Young people with drug convictions have lost access to federal Pell Grants, which remains one of our society’s primary mechanisms for upward economic mobility for low-income students. None of the wealth stolen due to the drug war and mass incarceration has been returned to the people, and we will not stop fighting until it is.
We agree with your call to action to other leaders, including governors, to make changes at the state level to address the impacts of marijuana convictions for simple possession. However, we ask that you take things further by pushing for the repealing and dismantling of all the legislation that holds up the house of cards that comprises the War on Drugs.
We note, especially, the Congressional Black Caucus, which should play a stronger leadership role in unwinding the implicated federal policies, including mandatory minimums and the sentencing guidelines in drug cases, the egregious statutory differentials in sentencing for crack cocaine versus powder cocaine, the loss of discretion of federal sentencing judges, as well as draconian drug conspiracy laws—which prosecutors use disproportionately to punish low-income people of color, often outside of the court’s purview.

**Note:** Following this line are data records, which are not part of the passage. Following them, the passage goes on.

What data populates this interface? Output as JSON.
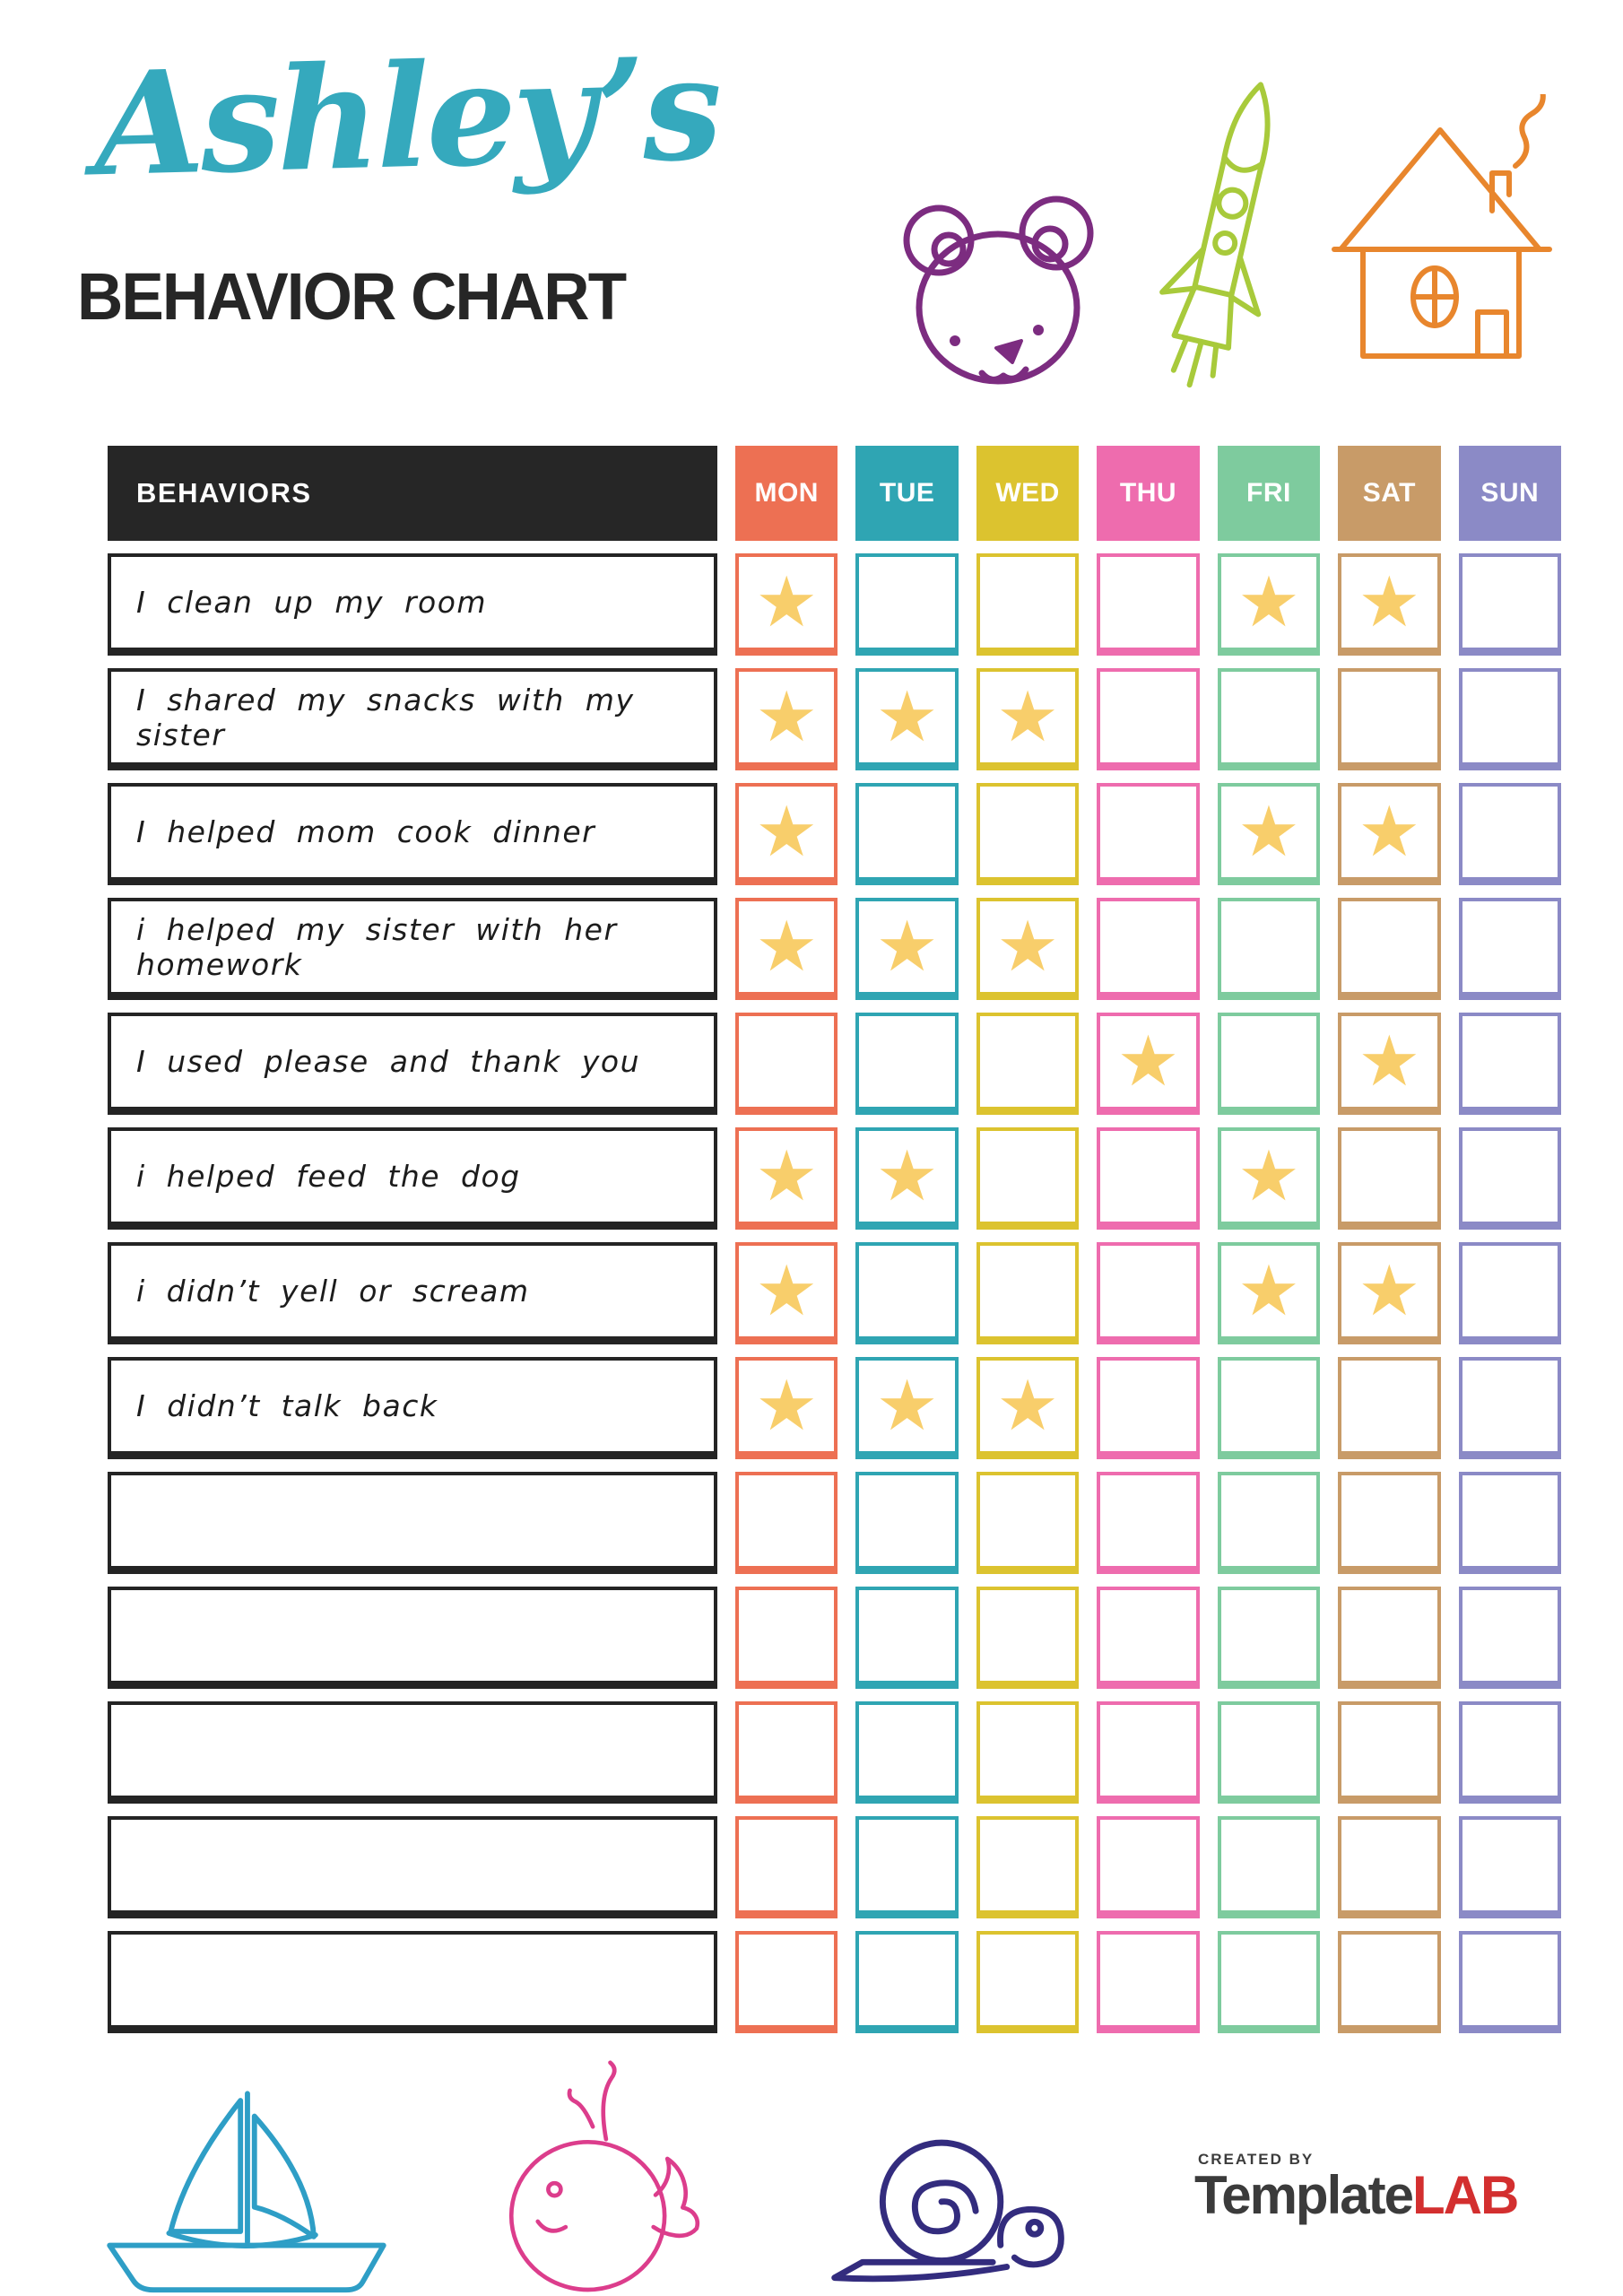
{
  "header": {
    "owner_name": "Ashley’s",
    "owner_name_color": "#35A9BD",
    "title": "BEHAVIOR CHART",
    "title_color": "#262626"
  },
  "decorations": {
    "bear_color": "#7C2C80",
    "rocket_color": "#A8CA3B",
    "house_color": "#E8862D",
    "sailboat_color": "#2E9EC6",
    "whale_color": "#DC3D8C",
    "snail_color": "#332C7E"
  },
  "table": {
    "behaviors_header": "BEHAVIORS",
    "header_bg": "#262626",
    "label_border_color": "#242424",
    "star_glyph": "★",
    "star_color": "#F8CE6B",
    "days": [
      {
        "label": "MON",
        "color": "#ED7053"
      },
      {
        "label": "TUE",
        "color": "#2FA5B3"
      },
      {
        "label": "WED",
        "color": "#DCC32F"
      },
      {
        "label": "THU",
        "color": "#EE6CAE"
      },
      {
        "label": "FRI",
        "color": "#7ECB9E"
      },
      {
        "label": "SAT",
        "color": "#C89B68"
      },
      {
        "label": "SUN",
        "color": "#8B8AC6"
      }
    ],
    "rows": [
      {
        "behavior": "I clean up my room",
        "stars": [
          true,
          false,
          false,
          false,
          true,
          true,
          false
        ]
      },
      {
        "behavior": "I shared my snacks with my sister",
        "stars": [
          true,
          true,
          true,
          false,
          false,
          false,
          false
        ]
      },
      {
        "behavior": "I helped mom cook dinner",
        "stars": [
          true,
          false,
          false,
          false,
          true,
          true,
          false
        ]
      },
      {
        "behavior": "i helped my sister with her homework",
        "stars": [
          true,
          true,
          true,
          false,
          false,
          false,
          false
        ]
      },
      {
        "behavior": "I used please and thank you",
        "stars": [
          false,
          false,
          false,
          true,
          false,
          true,
          false
        ]
      },
      {
        "behavior": "i helped feed the dog",
        "stars": [
          true,
          true,
          false,
          false,
          true,
          false,
          false
        ]
      },
      {
        "behavior": "i didn’t yell or scream",
        "stars": [
          true,
          false,
          false,
          false,
          true,
          true,
          false
        ]
      },
      {
        "behavior": "I didn’t talk back",
        "stars": [
          true,
          true,
          true,
          false,
          false,
          false,
          false
        ]
      },
      {
        "behavior": "",
        "stars": [
          false,
          false,
          false,
          false,
          false,
          false,
          false
        ]
      },
      {
        "behavior": "",
        "stars": [
          false,
          false,
          false,
          false,
          false,
          false,
          false
        ]
      },
      {
        "behavior": "",
        "stars": [
          false,
          false,
          false,
          false,
          false,
          false,
          false
        ]
      },
      {
        "behavior": "",
        "stars": [
          false,
          false,
          false,
          false,
          false,
          false,
          false
        ]
      },
      {
        "behavior": "",
        "stars": [
          false,
          false,
          false,
          false,
          false,
          false,
          false
        ]
      }
    ]
  },
  "footer": {
    "created_by": "CREATED BY",
    "brand_primary": "Template",
    "brand_accent": "LAB",
    "brand_primary_color": "#3B3B3B",
    "brand_accent_color": "#D32F2F"
  }
}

State laws must change as well, as there are more than 12 times as many people incarcerated at the state or local level for drug offenses compared to the federal level. States should repeal the laws that have these disparate effects, while using the other tools at their disposal to alleviate ongoing harm in the short term.
That should include issuing their own pardons, restoring felon voting rights, freeing drug prisoners, expunging criminal records of those affected, and decriminalizing marijuana, at the very least. The individuals who have faced unjust incarceration as a result of the drug war should also receive reparations as a result of the significant and irreparable harms they have experienced.
Finally, states and the federal government must reinvest the funds being wasted on every aspect of the War on Drugs back into low-income communities of color. Black and Brown communities in particular require deeper investments in high-quality employment opportunities, affordable housing and home ownership programs, youth programming, education, and youth entrepreneurship.
We also demand additional resources for re-entry services, so that people returning from jails and prisons are able to more successfully reintegrate back into society.
Thank you for taking important, yet long overdue action steps towards decriminalizing marijuana. At the same time, we urge you to go deeper in pushing for an end to the War on Drugs and setting more people free from unjust and unnecessarily harsh punishment for drug-related crimes.
We would welcome the opportunity to meet with you and other leaders to discuss our concerns and demands. Too often, the voices of Black and Brown women are not being heard when it comes to public policy matters like these, which impact us most directly. Thank you in advance for your consideration.